You: Find someone you don’t already know, introduce yourself to that person, and share a bit about why you’re taking this class and what you hope to get out of it. You’ll have an opportunity, but not a requirement, to share some of those ideas with me too, so I know a bit more about why you’re here and what you might find interesting.

(This is more than just a nice social thing: I devote lots of class time to small-group problem-solving, and having at least one person here who you kind of know will smooth the way for that.)

Who are you and what are your interests? The class is mostly math, math/adolescence education, and physics majors. No out-of-class interests people are hoping to tie to calculus, although there’s one animator who might find connections.

What Is Calculus 3?

Could calculus 3 be all about computer-generated animals?

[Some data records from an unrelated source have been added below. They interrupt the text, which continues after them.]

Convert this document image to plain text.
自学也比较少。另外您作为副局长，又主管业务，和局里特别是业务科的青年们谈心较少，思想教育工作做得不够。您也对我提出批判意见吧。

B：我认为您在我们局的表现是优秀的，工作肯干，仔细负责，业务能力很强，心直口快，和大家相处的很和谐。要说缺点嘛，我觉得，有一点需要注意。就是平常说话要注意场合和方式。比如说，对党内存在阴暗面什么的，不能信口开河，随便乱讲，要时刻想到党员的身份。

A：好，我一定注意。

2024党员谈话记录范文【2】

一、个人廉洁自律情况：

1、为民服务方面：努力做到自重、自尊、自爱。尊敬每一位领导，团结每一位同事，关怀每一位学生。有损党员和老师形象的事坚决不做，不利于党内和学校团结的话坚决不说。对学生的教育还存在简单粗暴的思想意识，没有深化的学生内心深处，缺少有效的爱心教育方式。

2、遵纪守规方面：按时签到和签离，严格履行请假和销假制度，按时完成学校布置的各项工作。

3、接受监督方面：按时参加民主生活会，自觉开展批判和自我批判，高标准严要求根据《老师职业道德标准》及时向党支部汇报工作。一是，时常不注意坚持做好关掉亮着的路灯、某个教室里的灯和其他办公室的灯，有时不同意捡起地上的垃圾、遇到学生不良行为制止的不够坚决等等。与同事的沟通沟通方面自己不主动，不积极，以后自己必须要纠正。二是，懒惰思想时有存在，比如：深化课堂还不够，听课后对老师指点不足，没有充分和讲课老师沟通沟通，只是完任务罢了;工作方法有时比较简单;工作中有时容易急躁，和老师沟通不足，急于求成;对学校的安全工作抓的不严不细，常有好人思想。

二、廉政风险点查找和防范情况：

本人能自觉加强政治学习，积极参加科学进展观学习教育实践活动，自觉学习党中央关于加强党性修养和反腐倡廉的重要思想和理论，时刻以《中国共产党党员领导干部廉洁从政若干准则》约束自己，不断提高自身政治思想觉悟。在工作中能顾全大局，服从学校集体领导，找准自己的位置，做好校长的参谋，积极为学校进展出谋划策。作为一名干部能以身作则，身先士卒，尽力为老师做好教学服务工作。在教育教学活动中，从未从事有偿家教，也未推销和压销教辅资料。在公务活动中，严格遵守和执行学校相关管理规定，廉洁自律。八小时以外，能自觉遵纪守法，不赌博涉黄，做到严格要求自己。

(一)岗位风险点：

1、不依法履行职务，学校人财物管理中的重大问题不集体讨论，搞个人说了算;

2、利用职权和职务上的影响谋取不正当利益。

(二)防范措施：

Well, not completely, but computer-generated animals do bring up a surprising amount of what we’ll do:

Cupped curve with light shining on it, tangent line and perpendicular line to tangent where light hits curve

3 horizontal lines, top being a light; lines from points on bottom line to light partly blocked by middle line

Next

Detailed course policies and plans, as described in the syllabus.

Please read the syllabus by tomorrow, and come to class ready to mention either something from it that seems particularly important or something that needs more explanation.

This will be a model for how lots of class meetings will work, i.e., I’ll give you something to read or otherwise do before class, and then in class I’ll collect your discoveries and questions, as a starting point for discussion or other in-class activities.